Smart contacts may not be that far off

Samsung recently filed a patent for smart contacts, lenses with built-in antennae to send info to – and receive it from – a smart device.

It may sound like something out of a sci-fi story, but we may be getting closer to the reality of wearable, smart contact lenses.

According to the Samsung enthusiast site, SamMobile, Samsung recently applied for, and was granted, a patent for smart contact technology in Korea. That doesn’t necessarily mean we’ll be throwing technology on top of our eyeballs in the immediate future, but it seems more and more likely that it is inevitable.

Although Google Glass wasn’t quite the next stage in wearable technology that it was hyped to be, the idea to display information where only the wearer can see it – and take pictures based on your line of sight – isn’t going away any time soon. According to the patent, the contact would feature a built in camera with sensors controlled by blinking.
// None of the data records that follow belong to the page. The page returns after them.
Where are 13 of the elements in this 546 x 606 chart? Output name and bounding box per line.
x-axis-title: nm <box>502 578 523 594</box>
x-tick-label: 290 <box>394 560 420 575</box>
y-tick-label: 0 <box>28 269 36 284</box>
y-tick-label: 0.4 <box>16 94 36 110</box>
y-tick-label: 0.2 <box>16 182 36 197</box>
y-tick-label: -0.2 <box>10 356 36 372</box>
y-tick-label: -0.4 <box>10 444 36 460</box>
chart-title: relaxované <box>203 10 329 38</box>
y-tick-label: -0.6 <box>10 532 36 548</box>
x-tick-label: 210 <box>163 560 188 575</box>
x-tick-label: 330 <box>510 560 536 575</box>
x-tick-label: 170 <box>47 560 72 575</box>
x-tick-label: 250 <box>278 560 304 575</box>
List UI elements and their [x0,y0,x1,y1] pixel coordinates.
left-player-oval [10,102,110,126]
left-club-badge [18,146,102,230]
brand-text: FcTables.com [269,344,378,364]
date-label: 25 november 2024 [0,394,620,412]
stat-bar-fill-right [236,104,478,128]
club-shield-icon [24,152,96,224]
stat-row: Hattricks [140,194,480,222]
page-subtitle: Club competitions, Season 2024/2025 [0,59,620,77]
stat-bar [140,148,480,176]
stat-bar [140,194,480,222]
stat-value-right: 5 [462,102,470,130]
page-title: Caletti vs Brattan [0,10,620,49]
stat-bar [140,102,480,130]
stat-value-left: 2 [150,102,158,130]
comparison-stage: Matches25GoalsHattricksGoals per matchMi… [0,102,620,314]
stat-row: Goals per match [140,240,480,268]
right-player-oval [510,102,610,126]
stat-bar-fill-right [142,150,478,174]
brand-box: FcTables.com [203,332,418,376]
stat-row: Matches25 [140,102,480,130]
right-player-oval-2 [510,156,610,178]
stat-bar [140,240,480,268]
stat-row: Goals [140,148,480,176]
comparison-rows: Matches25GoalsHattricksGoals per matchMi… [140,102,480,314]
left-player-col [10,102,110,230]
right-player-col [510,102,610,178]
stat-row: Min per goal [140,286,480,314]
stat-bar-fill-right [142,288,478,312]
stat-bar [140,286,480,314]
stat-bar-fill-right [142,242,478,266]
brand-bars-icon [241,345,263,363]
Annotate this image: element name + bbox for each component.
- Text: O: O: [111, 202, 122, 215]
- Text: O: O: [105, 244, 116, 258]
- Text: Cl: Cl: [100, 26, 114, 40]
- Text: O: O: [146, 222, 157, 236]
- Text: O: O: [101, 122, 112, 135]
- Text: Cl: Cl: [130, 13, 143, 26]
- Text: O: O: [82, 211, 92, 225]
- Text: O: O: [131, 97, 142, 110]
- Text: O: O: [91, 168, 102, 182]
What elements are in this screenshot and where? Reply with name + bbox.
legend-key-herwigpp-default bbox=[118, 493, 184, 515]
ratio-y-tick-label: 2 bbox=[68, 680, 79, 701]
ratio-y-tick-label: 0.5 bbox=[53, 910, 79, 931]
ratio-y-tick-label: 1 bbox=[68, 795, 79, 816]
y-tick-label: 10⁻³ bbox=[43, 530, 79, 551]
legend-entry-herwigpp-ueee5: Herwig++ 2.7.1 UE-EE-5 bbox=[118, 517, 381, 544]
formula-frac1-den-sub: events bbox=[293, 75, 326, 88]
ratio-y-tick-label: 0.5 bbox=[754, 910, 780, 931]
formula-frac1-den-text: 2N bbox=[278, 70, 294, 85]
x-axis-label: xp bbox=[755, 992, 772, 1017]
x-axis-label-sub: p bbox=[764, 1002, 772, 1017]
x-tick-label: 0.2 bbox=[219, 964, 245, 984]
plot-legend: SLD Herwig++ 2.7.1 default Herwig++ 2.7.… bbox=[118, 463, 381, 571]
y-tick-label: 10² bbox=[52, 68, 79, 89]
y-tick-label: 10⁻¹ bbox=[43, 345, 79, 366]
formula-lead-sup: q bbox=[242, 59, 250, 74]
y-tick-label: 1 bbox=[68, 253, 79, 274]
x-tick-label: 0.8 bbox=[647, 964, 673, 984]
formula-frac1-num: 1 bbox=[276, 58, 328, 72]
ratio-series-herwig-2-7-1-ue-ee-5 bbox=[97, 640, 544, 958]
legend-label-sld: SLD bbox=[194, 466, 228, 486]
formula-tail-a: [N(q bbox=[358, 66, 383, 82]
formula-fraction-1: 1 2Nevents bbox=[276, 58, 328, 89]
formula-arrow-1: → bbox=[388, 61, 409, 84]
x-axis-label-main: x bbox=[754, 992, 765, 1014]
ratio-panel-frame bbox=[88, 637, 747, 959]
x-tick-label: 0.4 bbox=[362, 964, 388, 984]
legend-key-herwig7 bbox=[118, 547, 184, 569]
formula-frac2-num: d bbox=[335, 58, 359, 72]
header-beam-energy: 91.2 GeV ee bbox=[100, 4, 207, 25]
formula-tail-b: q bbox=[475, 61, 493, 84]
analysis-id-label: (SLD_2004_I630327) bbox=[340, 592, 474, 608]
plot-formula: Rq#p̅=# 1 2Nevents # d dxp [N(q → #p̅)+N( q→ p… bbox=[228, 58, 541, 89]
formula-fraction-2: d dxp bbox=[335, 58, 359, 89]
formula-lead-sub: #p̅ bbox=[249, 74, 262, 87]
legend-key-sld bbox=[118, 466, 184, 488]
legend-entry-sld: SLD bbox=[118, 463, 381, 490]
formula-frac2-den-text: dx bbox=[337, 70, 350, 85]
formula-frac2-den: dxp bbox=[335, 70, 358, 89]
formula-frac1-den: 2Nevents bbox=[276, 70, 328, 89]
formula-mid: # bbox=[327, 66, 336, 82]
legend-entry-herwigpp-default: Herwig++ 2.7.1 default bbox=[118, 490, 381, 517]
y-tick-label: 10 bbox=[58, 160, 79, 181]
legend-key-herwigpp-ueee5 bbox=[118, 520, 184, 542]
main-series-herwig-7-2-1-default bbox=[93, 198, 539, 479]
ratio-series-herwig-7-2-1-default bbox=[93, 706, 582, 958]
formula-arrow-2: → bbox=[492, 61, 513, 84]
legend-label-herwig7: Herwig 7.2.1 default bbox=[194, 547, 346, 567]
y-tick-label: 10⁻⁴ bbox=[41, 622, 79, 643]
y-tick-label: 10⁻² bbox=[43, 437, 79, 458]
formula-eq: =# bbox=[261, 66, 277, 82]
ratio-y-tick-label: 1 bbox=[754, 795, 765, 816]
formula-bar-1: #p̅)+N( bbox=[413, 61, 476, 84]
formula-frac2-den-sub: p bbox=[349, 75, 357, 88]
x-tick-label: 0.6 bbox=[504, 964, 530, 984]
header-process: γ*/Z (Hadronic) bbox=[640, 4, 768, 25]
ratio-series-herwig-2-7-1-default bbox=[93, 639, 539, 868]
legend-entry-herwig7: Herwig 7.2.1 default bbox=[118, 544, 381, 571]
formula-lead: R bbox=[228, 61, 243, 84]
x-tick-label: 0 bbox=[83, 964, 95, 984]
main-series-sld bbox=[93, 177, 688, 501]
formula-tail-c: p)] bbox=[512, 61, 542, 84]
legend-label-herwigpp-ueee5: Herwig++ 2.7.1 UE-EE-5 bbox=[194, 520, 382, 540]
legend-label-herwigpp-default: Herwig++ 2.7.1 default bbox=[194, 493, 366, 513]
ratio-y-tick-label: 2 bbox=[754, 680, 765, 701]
The antennae in the contacts would then transmit the data to an external device like a smartphone or tablet, where it would be processed and saved.

Samsung isn’t the only one considering this type of technology, nor is it an especially new idea. Samsung initially attempted to file for a smart contacts related patent in 2014, but it was beat to the punch by Google, who received two patents for smart contacts. Its slant seemed to be a little different though, and included a patent for flexible technology that could analyze the wearer’s tear fluid to test their blood sugar levels. The technology used for that was similar to what Samsung is considering though.

The tech is still very much in the experimental phases, and there is a chance it will never see the light of day, but it feels like a logical next step (albeit possibly an uncomfortable one). Google Glasses didn’t exactly set the world on fire, but if a company is able to offer something people can wear that is – in theory – completely unobtrusive and gives them some tangible benefit, it seems likely that someone will capitalize on it, even if that isn’t Samsung.

Beyond just the somewhat unnecessarily voyeuristic and borderline creepy idea of contacts that can take pictures without anyone noticing, – again, theoretically – the lenses could provide the wearer with all manner of information sent via a smartphone. From maps to facial recognition to the ability to identify ingredients in foods (handy for people with allergies) could all be displayed in a way that only you see it.

In short, it could fulfill the promise of the Google Glasses, just without the ugly glasses.